Prof Mark Maslin, Professor of Climatology at University College London (UCL) said:

“We have a decade to change how humanity abuses the Planet. The climate and environmental emergency declared by the UK Parliament is real. The language we use to discuss the greatest challenge facing humanity must reflect the urgency and the importance. The Guardian new editorial guidelines show a clear understanding the world has changed and the zeitgeist generated by Extinction Rebellion, and the climate school strikes. 

“The Guardian is right they are climate deniers, it is global heating and we are in a climate and environmental crisis. Using the correct terms will help everyone understand the challenges we all face and may be, just maybe, we can save the planet by the middle of the century.”

 

Prof Tim Palmer, Royal Society Research Professor in Climate Physics, University of Oxford *, said:

“The fact of the matter is that models predict a range of values for future global warming. Certainly the upper range can legitimately be called catastrophic. However, if cloud feedbacks (the most uncertain of all the potential amplifiers) turn out to be largely negative, then climate change will not be a catastrophe. Such predictions are within the ensemble of model-generated outcomes. Cloud feedback is a big uncertainty in our understanding of climate change. 

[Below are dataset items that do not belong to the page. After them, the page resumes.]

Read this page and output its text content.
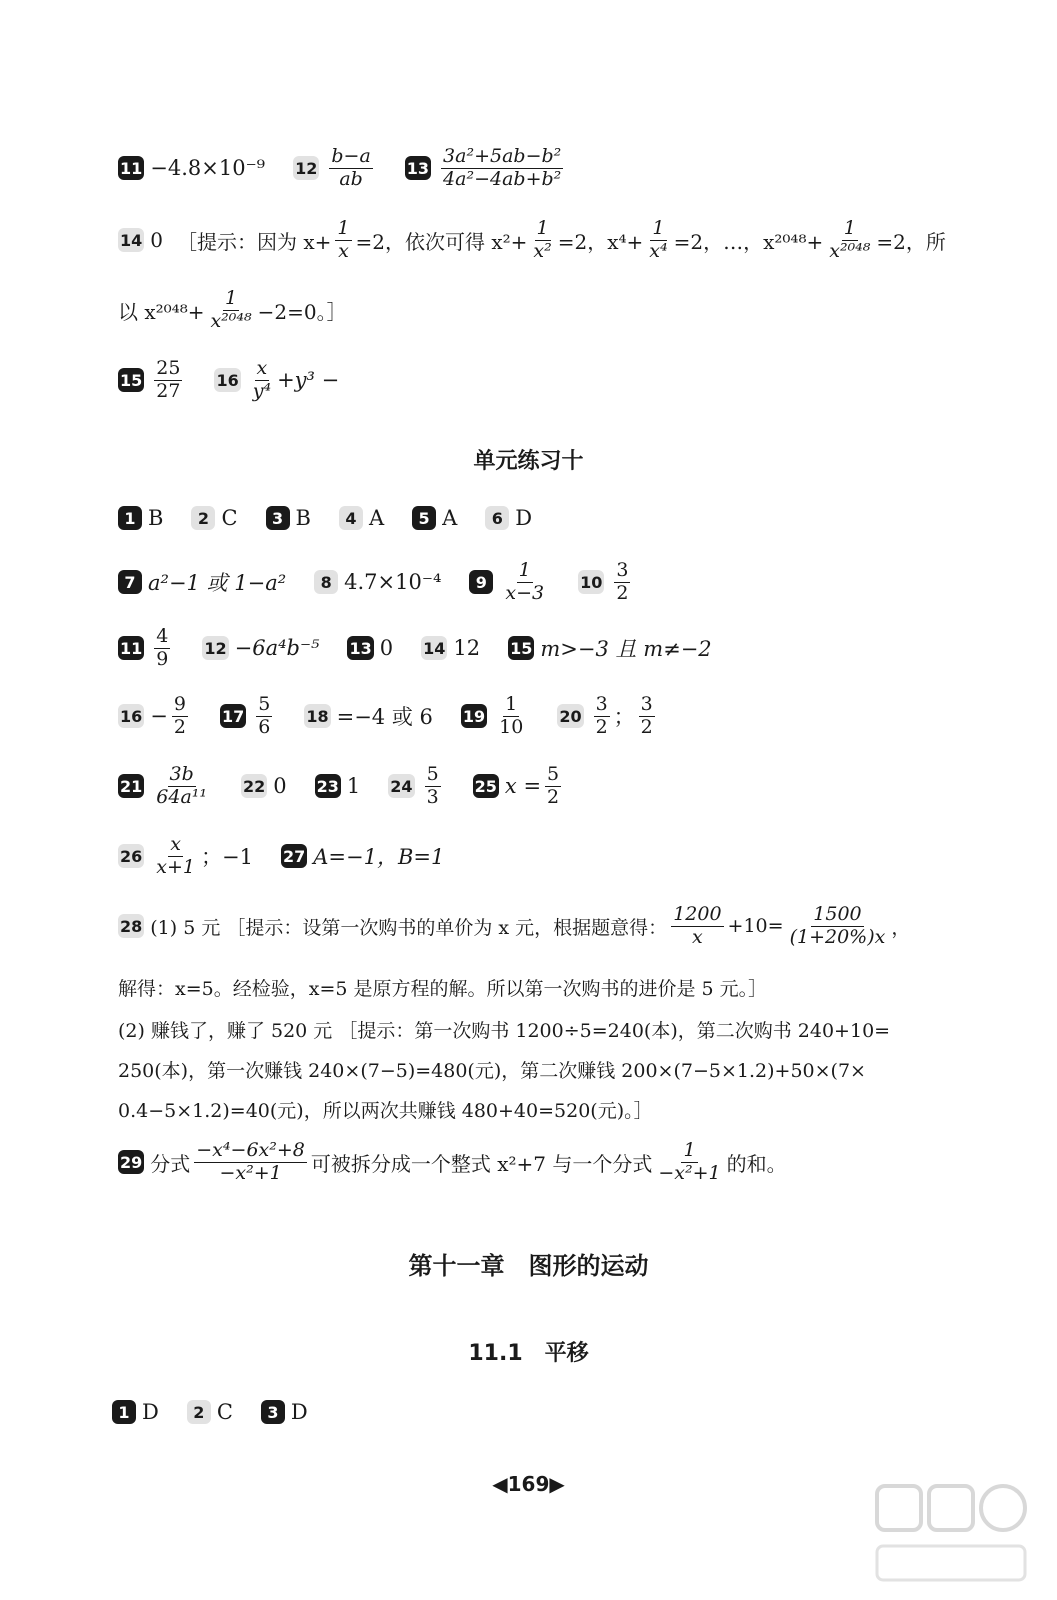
11 −4.8×10⁻⁹ $12 \frac{b-a}{ab} 13 \frac{\text{3a²+5ab−b²}}{\text{4a²−4ab+b²}}$
14 0 ［提示：因为 $x+ \frac{1}{x} =2$，依次可得 $x^2+ \frac{1}{\text{x²}} =2$，$x^4+ \frac{1}{\text{x⁴}} =2$，…，$x^{2048}+ \frac{1}{\text{x²⁰⁴⁸}} =2$，所
以 $x^{2048}+ \frac{1}{\text{x²⁰⁴⁸}} -2=0$。］
$15 \frac{25}{27} 16 \frac{x}{\text{y⁴}} +y^3$ −
单元练习十
1 B	2 C	3 B	4 A	5 A	6 D
7 a²−1 或 1−a²	8 4.7×10⁻⁴	$9 \frac{1}{x-3} 10 \frac{3}{2}$
$11 \frac{4}{9} 12 -6a^4b^{-5}$ 13 0 14 12 15 m>−3 且 m≠−2
$16 - \frac{9}{2} 17 \frac{5}{6} 18 =-4$ 或 6 $19 \frac{1}{10} 20 \frac{3}{2}$ ； $\frac{3}{2}$
$21 \frac{3b}{\text{64a¹¹}} 22$ 0 23 1 $24 \frac{5}{3} 25$ $x = \frac{5}{2}$
$26 \frac{x}{x+1}$ ；−1 27 A=−1，B=1
28 (1) 5 元 ［提示：设第一次购书的单价为 x 元，根据题意得： $\frac{1200}{x} +10= \frac{1500}{(1+20\%)x}$ ，
解得：x=5。经检验，x=5 是原方程的解。所以第一次购书的进价是 5 元。］
(2) 赚钱了，赚了 520 元 ［提示：第一次购书 1200÷5=240(本)，第二次购书 240+10=
250(本)，第一次赚钱 240×(7−5)=480(元)，第二次赚钱 200×(7−5×1.2)+50×(7×
0.4−5×1.2)=40(元)，所以两次共赚钱 480+40=520(元)。］
29 分式 $\frac{\text{−x⁴−6x²+8}}{\text{−x²+1}}$ 可被拆分成一个整式 x²+7 与一个分式 $\frac{1}{\text{−x²+1}}$ 的和。
第十一章　图形的运动
11.1　平移
1 D	2 C	3 D
◀169▶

“Policy is based on risk – taking action to reduce the risk of catastrophic climate change. That is of course a rational course of action. But supporting such policy does not imply you believe that climate change will be catastrophic. 

“The position of the Global Warming Policy Foundation (the leading climate sceptic think tank in the UK) is that climate change will be “lukewarm”. This is definitely not the same as denial. To call someone a denier because he or she does not believe that climate change will be catastrophic would be an awful misrepresentation and it seems to me that the paper could open itself up to legal challenges.”

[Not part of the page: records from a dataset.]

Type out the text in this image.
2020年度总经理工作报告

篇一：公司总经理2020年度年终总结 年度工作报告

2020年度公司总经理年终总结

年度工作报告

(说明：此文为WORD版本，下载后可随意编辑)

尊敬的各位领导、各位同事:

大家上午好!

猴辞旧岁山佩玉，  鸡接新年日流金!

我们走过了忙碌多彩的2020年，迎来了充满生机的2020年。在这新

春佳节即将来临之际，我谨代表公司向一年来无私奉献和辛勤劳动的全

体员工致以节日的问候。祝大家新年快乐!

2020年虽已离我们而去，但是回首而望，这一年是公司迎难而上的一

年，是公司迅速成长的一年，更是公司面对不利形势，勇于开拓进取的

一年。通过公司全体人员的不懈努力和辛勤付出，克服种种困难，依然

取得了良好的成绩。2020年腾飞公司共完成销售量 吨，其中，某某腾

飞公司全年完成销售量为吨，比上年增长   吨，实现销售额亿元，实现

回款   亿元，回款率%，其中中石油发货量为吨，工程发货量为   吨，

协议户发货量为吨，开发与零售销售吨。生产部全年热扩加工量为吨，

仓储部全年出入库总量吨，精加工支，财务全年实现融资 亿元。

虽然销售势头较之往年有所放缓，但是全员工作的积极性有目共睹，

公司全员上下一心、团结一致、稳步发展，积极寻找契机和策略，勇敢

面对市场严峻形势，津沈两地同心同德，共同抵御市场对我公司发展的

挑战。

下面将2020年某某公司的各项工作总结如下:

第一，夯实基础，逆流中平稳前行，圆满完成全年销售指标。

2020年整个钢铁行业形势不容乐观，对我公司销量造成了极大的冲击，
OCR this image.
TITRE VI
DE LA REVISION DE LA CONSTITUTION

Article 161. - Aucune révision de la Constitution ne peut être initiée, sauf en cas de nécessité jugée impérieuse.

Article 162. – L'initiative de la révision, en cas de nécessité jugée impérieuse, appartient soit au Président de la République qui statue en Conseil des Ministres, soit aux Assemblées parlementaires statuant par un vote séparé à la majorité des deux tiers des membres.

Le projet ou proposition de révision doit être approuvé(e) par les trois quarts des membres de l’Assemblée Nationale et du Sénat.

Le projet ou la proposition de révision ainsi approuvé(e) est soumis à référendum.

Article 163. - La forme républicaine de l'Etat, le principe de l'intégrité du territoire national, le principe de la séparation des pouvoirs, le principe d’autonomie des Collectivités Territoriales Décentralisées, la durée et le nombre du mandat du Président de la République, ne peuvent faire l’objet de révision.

“My view – see the lecture video – is that one should be just as critical of those that say climate change “will” be catastrophic, as those who say it will be “lukewarm”, or indeed say it is all a big hoax. None of these positions is scientifically sound

“Climate prediction science is fundamentally based on probabilistic forecasts – these underpin the quantification of risk. This may not seem very sexy for a newspaper. However, it is vital that science is seen as an honest dispassionate disinterested broker in this debate.”

 

Prof Chris Rapley, Professor of Climate science at University College London (UCL), and former head of BAS, said:

“We could argue endlessly about ‘climate disruption’ or ‘climate destabilisation’ as alternatives to ‘climate change’ and the language they have decided to adopt.

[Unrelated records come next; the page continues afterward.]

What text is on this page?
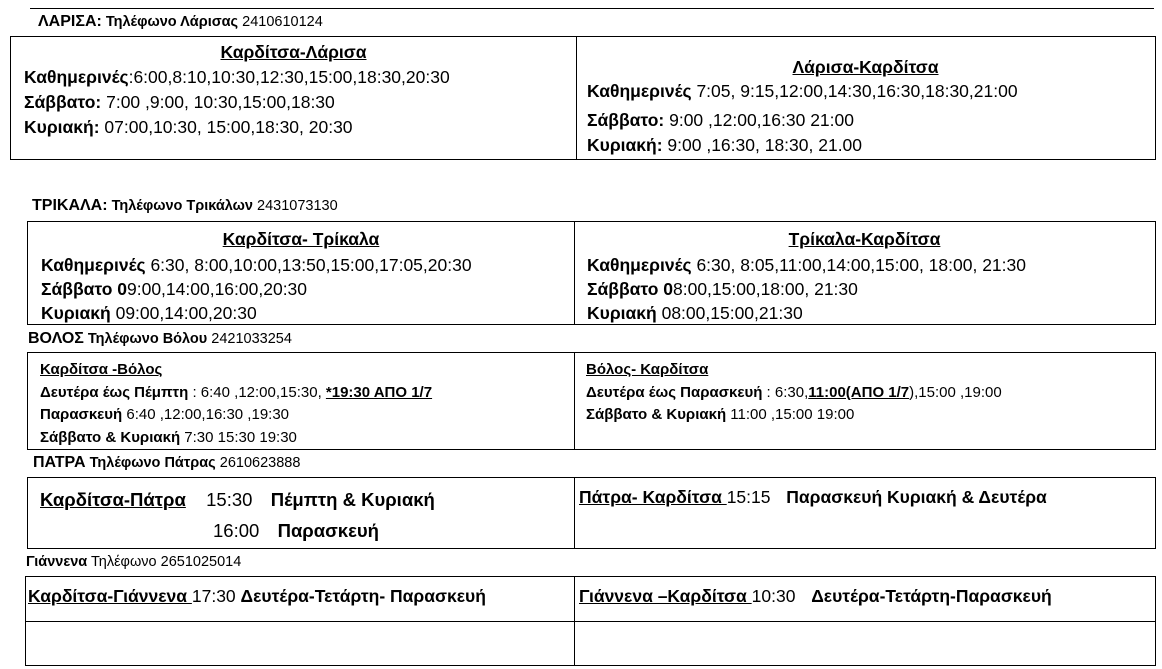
ΛΑΡΙΣΑ: Τηλέφωνο Λάρισας 2410610124
Καρδίτσα-Λάρισα
Καθημερινές:6:00,8:10,10:30,12:30,15:00,18:30,20:30
Σάββατο: 7:00 ,9:00, 10:30,15:00,18:30
Κυριακή: 07:00,10:30, 15:00,18:30, 20:30
Λάρισα-Καρδίτσα
Καθημερινές 7:05, 9:15,12:00,14:30,16:30,18:30,21:00
Σάββατο: 9:00 ,12:00,16:30 21:00
Κυριακή: 9:00 ,16:30, 18:30, 21.00
ΤΡΙΚΑΛΑ: Τηλέφωνο Τρικάλων 2431073130
Καρδίτσα- Τρίκαλα
Καθημερινές 6:30, 8:00,10:00,13:50,15:00,17:05,20:30
Σάββατο 09:00,14:00,16:00,20:30
Κυριακή 09:00,14:00,20:30
Τρίκαλα-Καρδίτσα
Καθημερινές 6:30, 8:05,11:00,14:00,15:00, 18:00, 21:30
Σάββατο 08:00,15:00,18:00, 21:30
Κυριακή 08:00,15:00,21:30
ΒΟΛΟΣ Τηλέφωνο Βόλου 2421033254
Καρδίτσα -Βόλος
Δευτέρα έως Πέμπτη : 6:40 ,12:00,15:30, *19:30 ΑΠΟ 1/7
Παρασκευή 6:40 ,12:00,16:30 ,19:30
Σάββατο & Κυριακή 7:30 15:30 19:30
Βόλος- Καρδίτσα
Δευτέρα έως Παρασκευή : 6:30,11:00(ΑΠΟ 1/7),15:00 ,19:00
Σάββατο & Κυριακή 11:00 ,15:00 19:00
ΠΑΤΡΑ Τηλέφωνο Πάτρας 2610623888
Καρδίτσα-Πάτρα 15:30 Πέμπτη & Κυριακή
16:00 Παρασκευή
Πάτρα- Καρδίτσα 15:15 Παρασκευή Κυριακή & Δευτέρα
Γιάννενα Τηλέφωνο 2651025014
Καρδίτσα-Γιάννενα 17:30 Δευτέρα-Τετάρτη- Παρασκευή	Γιάννενα –Καρδίτσα 10:30 Δευτέρα-Τετάρτη-Παρασκευή
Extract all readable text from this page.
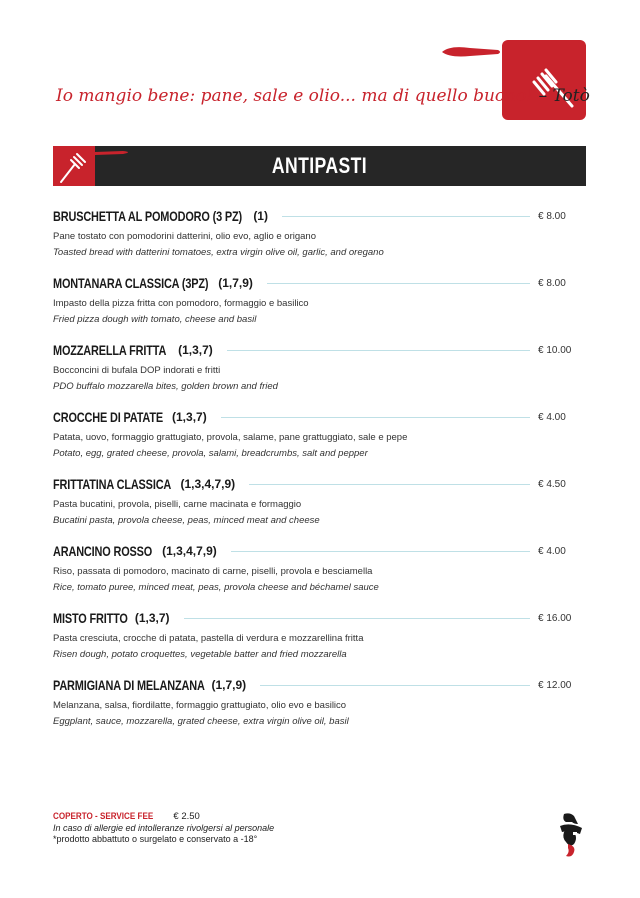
Io mangio bene: pane, sale e olio... ma di quello buono! – Totò
ANTIPASTI
BRUSCHETTA AL POMODORO (3 PZ) (1)	€ 8.00
Pane tostato con pomodorini datterini, olio evo, aglio e origano
Toasted bread with datterini tomatoes, extra virgin olive oil, garlic, and oregano
MONTANARA CLASSICA (3PZ) (1,7,9)	€ 8.00
Impasto della pizza fritta con pomodoro, formaggio e basilico
Fried pizza dough with tomato, cheese and basil
MOZZARELLA FRITTA (1,3,7)	€ 10.00
Bocconcini di bufala DOP indorati e fritti
PDO buffalo mozzarella bites, golden brown and fried
CROCCHE DI PATATE (1,3,7)	€ 4.00
Patata, uovo, formaggio grattugiato, provola, salame, pane grattuggiato, sale e pepe
Potato, egg, grated cheese, provola, salami, breadcrumbs, salt and pepper
FRITTATINA CLASSICA (1,3,4,7,9)	€ 4.50
Pasta bucatini, provola, piselli, carne macinata e formaggio
Bucatini pasta, provola cheese, peas, minced meat and cheese
ARANCINO ROSSO (1,3,4,7,9)	€ 4.00
Riso, passata di pomodoro, macinato di carne, piselli, provola e besciamella
Rice, tomato puree, minced meat, peas, provola cheese and béchamel sauce
MISTO FRITTO (1,3,7)	€ 16.00
Pasta cresciuta, crocche di patata, pastella di verdura e mozzarellina fritta
Risen dough, potato croquettes, vegetable batter and fried mozzarella
PARMIGIANA DI MELANZANA (1,7,9)	€ 12.00
Melanzana, salsa, fiordilatte, formaggio grattugiato, olio evo e basilico
Eggplant, sauce, mozzarella, grated cheese, extra virgin olive oil, basil
COPERTO - SERVICE FEE € 2.50
In caso di allergie ed intolleranze rivolgersi al personale
*prodotto abbattuto o surgelato e conservato a -18°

“But the most controversial recommendation is the use off ‘denier’ to replace sceptic.

“There is a strong argument that the use of ‘denier’ is divisive (partly because those who are the target have successfully associated it with holocaust denial and hence tagged it as pejorative and insulting).

“Finding common ground with that group is hard enough – in some cases impossible – but using an alternative description can help. 

“Options are ‘contrarian’ or ‘dismisser’, which seem to be less likely to trigger offence and division.”